Si la matière était parfaite, il me semble que nous serions, nous être matériels, parfaits, sans défaut, complètement heureux.
Je trouve assez amusant que les anciens gnostiques considéraient le monde comme mauvais alors que tu sembles considérer la matière comme parfaite. Je veux dire, comment un même fait peut-il donner lieu à des interprétations aussi opposées?
La conception spinoziste de la res singularis me rappelle un peu les tourbillons de Descartes.
en quel sens?
Parce que dans un tourbillon en mouvement, le rapport entre les parties reste identique.
je ne suis pas tout à fait certaine de te comprendre. Comment décrirais-tu l'individu en distinguant substance et mode? Et en vue de quelle fin cette distinction serait-elle féconde?
La distinction substance-mode (ou substance-accident) est une voie moyenne entre Héraclite et Parménide. Il y a du changement, mais aussi de la permanence. Ce qui se transforme ne change pas nécessairement d'identité, mais peut changer superficiellement. Et c'est cela que nous dit le sens commun. Le problème par contre est qu'on ne sait pas trop comment distinguer changement substantiel et changement accidentel (superficiel), sauf si on prend des points de repère arbitraires et anthropomorphiques, comme la mort d'un être vivant.
Pour Spinoza, chaque corps composé est un Individu. Cela signifie qu'il se caractérise par un rapport de mouvement et de repos précis. Les entités qui le composent (étant à leur tour elles-mêmes des Individus) "expriment" ce rapport pendant un certain temps. Puis ces Individus/corps peuvent quitter le Corps de l'Individu; aussi longtemps qu'ils sont remplacés par d'autres corps qui effectuent ou expriment entre eux le même rapport, ils expriment le même Individu.

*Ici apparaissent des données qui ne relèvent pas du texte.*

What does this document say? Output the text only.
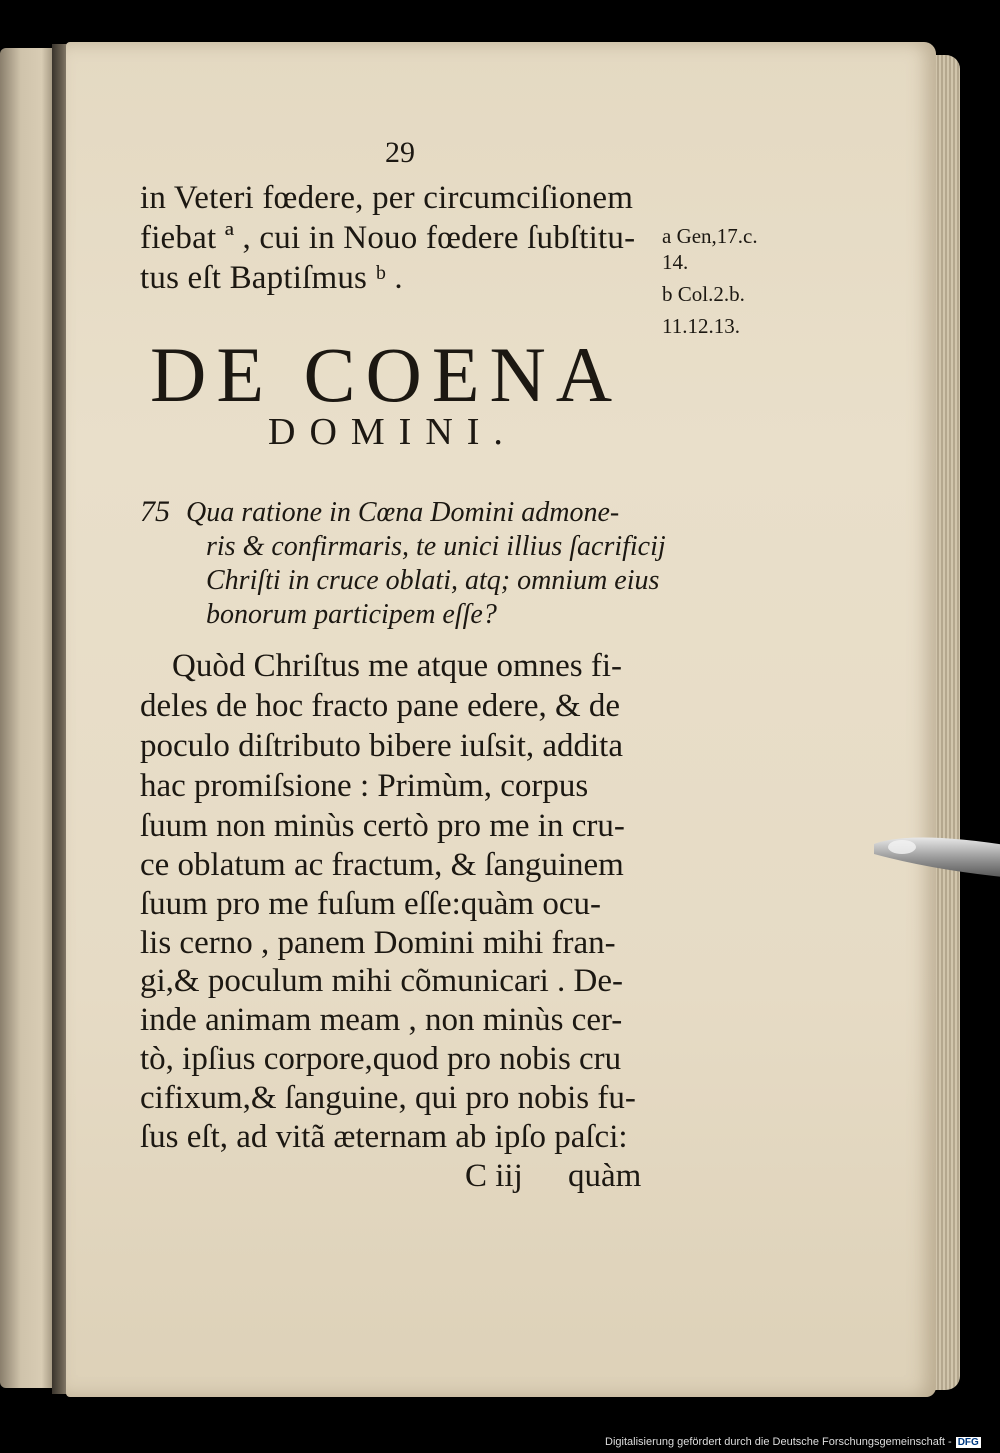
29
in Veteri fœdere, per circumciſionem
fiebat ª , cui in Nouo fœdere ſubſtitu-
tus eſt Baptiſmus ᵇ .
a Gen,17.c.
14.
b Col.2.b.
11.12.13.
DE COENA
DOMINI.
75 Qua ratione in Cœna Domini admone-
ris & confirmaris, te unici illius ſacrificij
Chriſti in cruce oblati, atq; omnium eius
bonorum participem eſſe?
Quòd Chriſtus me atque omnes fi-
deles de hoc fracto pane edere, & de
poculo diſtributo bibere iuſsit, addita
hac promiſsione : Primùm, corpus
ſuum non minùs certò pro me in cru-
ce oblatum ac fractum, & ſanguinem
ſuum pro me fuſum eſſe:quàm ocu-
lis cerno , panem Domini mihi fran-
gi,& poculum mihi cõmunicari . De-
inde animam meam , non minùs cer-
tò, ipſius corpore,quod pro nobis cru
cifixum,& ſanguine, qui pro nobis fu-
ſus eſt, ad vitã æternam ab ipſo paſci:
C iij quàm
Digitalisierung gefördert durch die Deutsche Forschungsgemeinschaft - DFG
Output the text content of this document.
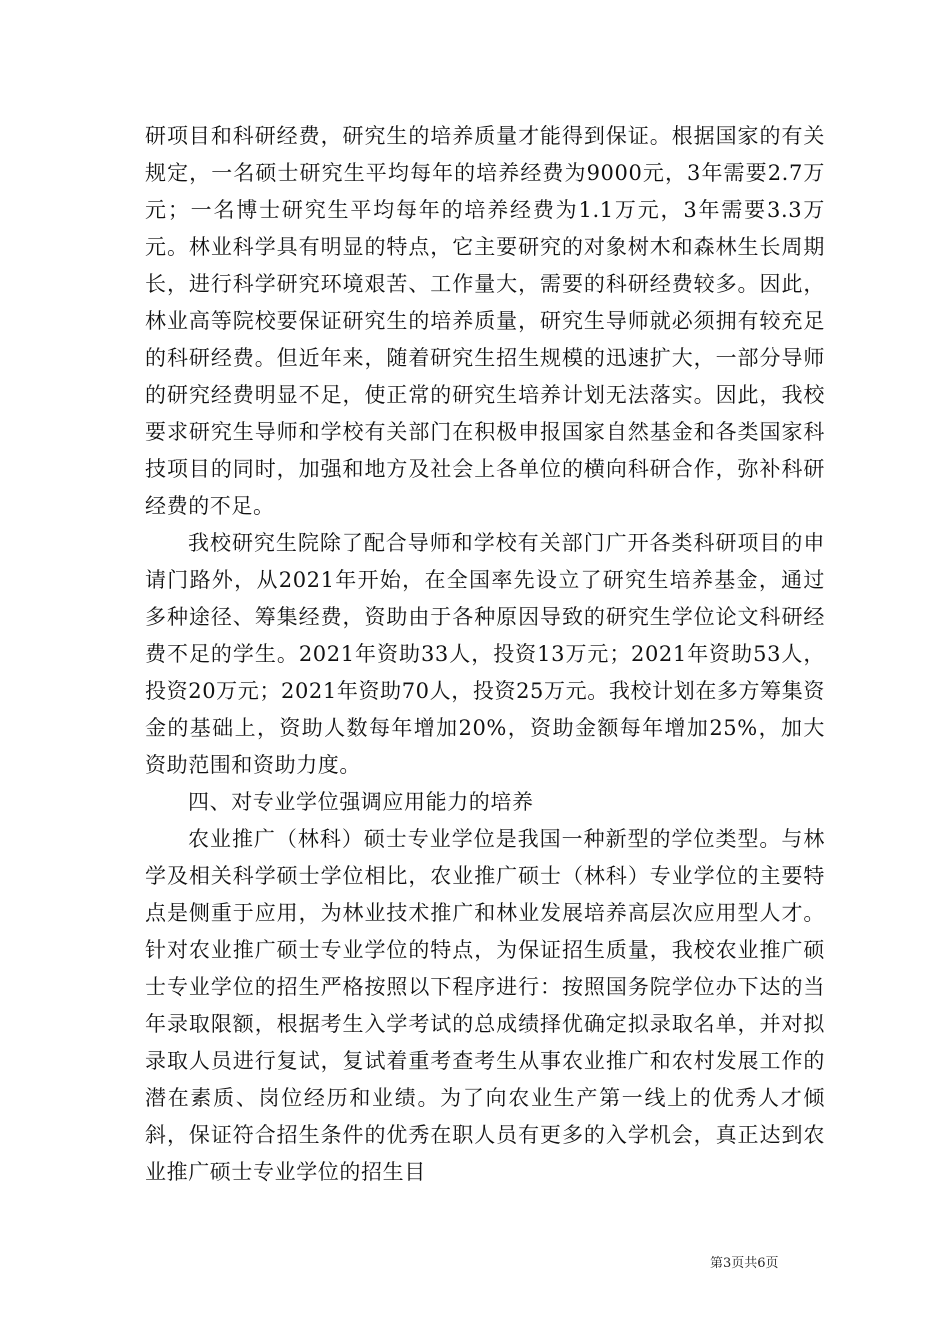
研项目和科研经费，研究生的培养质量才能得到保证。根据国家的有关规定，一名硕士研究生平均每年的培养经费为9000元，3年需要2.7万元；一名博士研究生平均每年的培养经费为1.1万元，3年需要3.3万元。林业科学具有明显的特点，它主要研究的对象树木和森林生长周期长，进行科学研究环境艰苦、工作量大，需要的科研经费较多。因此，林业高等院校要保证研究生的培养质量，研究生导师就必须拥有较充足的科研经费。但近年来，随着研究生招生规模的迅速扩大，一部分导师的研究经费明显不足，使正常的研究生培养计划无法落实。因此，我校要求研究生导师和学校有关部门在积极申报国家自然基金和各类国家科技项目的同时，加强和地方及社会上各单位的横向科研合作，弥补科研经费的不足。

我校研究生院除了配合导师和学校有关部门广开各类科研项目的申请门路外，从2021年开始，在全国率先设立了研究生培养基金，通过多种途径、筹集经费，资助由于各种原因导致的研究生学位论文科研经费不足的学生。2021年资助33人，投资13万元；2021年资助53人，投资20万元；2021年资助70人，投资25万元。我校计划在多方筹集资金的基础上，资助人数每年增加20%，资助金额每年增加25%，加大资助范围和资助力度。

四、对专业学位强调应用能力的培养

农业推广（林科）硕士专业学位是我国一种新型的学位类型。与林学及相关科学硕士学位相比，农业推广硕士（林科）专业学位的主要特点是侧重于应用，为林业技术推广和林业发展培养高层次应用型人才。针对农业推广硕士专业学位的特点，为保证招生质量，我校农业推广硕士专业学位的招生严格按照以下程序进行：按照国务院学位办下达的当年录取限额，根据考生入学考试的总成绩择优确定拟录取名单，并对拟录取人员进行复试，复试着重考查考生从事农业推广和农村发展工作的潜在素质、岗位经历和业绩。为了向农业生产第一线上的优秀人才倾斜，保证符合招生条件的优秀在职人员有更多的入学机会，真正达到农业推广硕士专业学位的招生目

第3页共6页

On peut dire ça, je crois, en posant que ce rapport qui se maintient correspond à la substance, alors que les changements par ailleurs sont accidentels.
pour les matérialistes, la vie de l'homme se termine quand le Corps meurt, pour Spinoza non, puisque toute essence est éternelle. Quelque chose de l'Esprit (sa partie éternelle) subsiste après la mort.
Cela est crucial, car c'est ce qui permet à l'homme de considérer les choses sub specie aeternitatis, du point de vue de l'éternel, et sans ce point de vue, aucun Salut ni Béatitude n'est possible.
Oui ou non Spinoza croit-il en l'immortalité de l'âme? Selon Henrique, non. S'il n'y croit pas, quel sens cela a-t-il de dire que nous sommes éternels? Je suis éternel en ce sens que je réalise une manière d'être possible de la nature humaine, et cette manière d'être en soi est intemporelle. Mais de dire cela, ça n'apporte aucun consolation existentielle.
on peut être matérialiste ou idéaliste, dès que l'on est déterministe, on est obligé de définir la liberté autrement que par l'indétermination. Mais pas tous les idéalistes (et pas non plus tous les matérialistes) ont postulé un déterminisme. On peut également être idéaliste et postuler le libre arbitre. Par conséquent, je ne vois pas très bien en quoi le fait d'être déterministe impliquerait déjà un matérialisme. En tout cas, dès que l'on admet un autre ordre de causalité parallèle à celui de la matière ou plus précisément, dans le cas du spinozisme, de l'Etendue, et qu'on admet la réalité de l'Esprit, la voie est ouverte à un changement du réel par le biais de l'Esprit en tant qu'il n'a rien de matériel. Il me semble que dans la pratique cela implique tout autre chose qu'un matérialisme. Si dans un matérialisme l'Esprit peut-être considéré comme un éphiphénomène, par exemple, dans le spinozisme cela est absurde.
Cette causalité autonome de l'esprit n'est pas sans me rappeler les hypothèses de la psychanalyse, qui explique les problèmes mentaux sans référence au cerveau.
Le parallélisme est désavantagé par rapport au matérialisme généralement endossé par les neuroscientifiques, parce qu'il est moins simple. Selon le parallélisme, alors que tout suggère une dépendance de l'esprit au cerveau (notamment les dommages au cerveau qui produisent des problèmes psychiques et comportementaux), il faut au contraire y voir une simple concomitance. Par contre, cette dernière vision me paraît finalement irréfutable, si bizarre soit-elle.
Le parallélisme serait-il finalement une réaction au dualisme radical de Descartes, comme l'occasionnalisme ou l'harmonie préétablie, une réaction à une théorie qui est largement abandonnée aujourd'hui?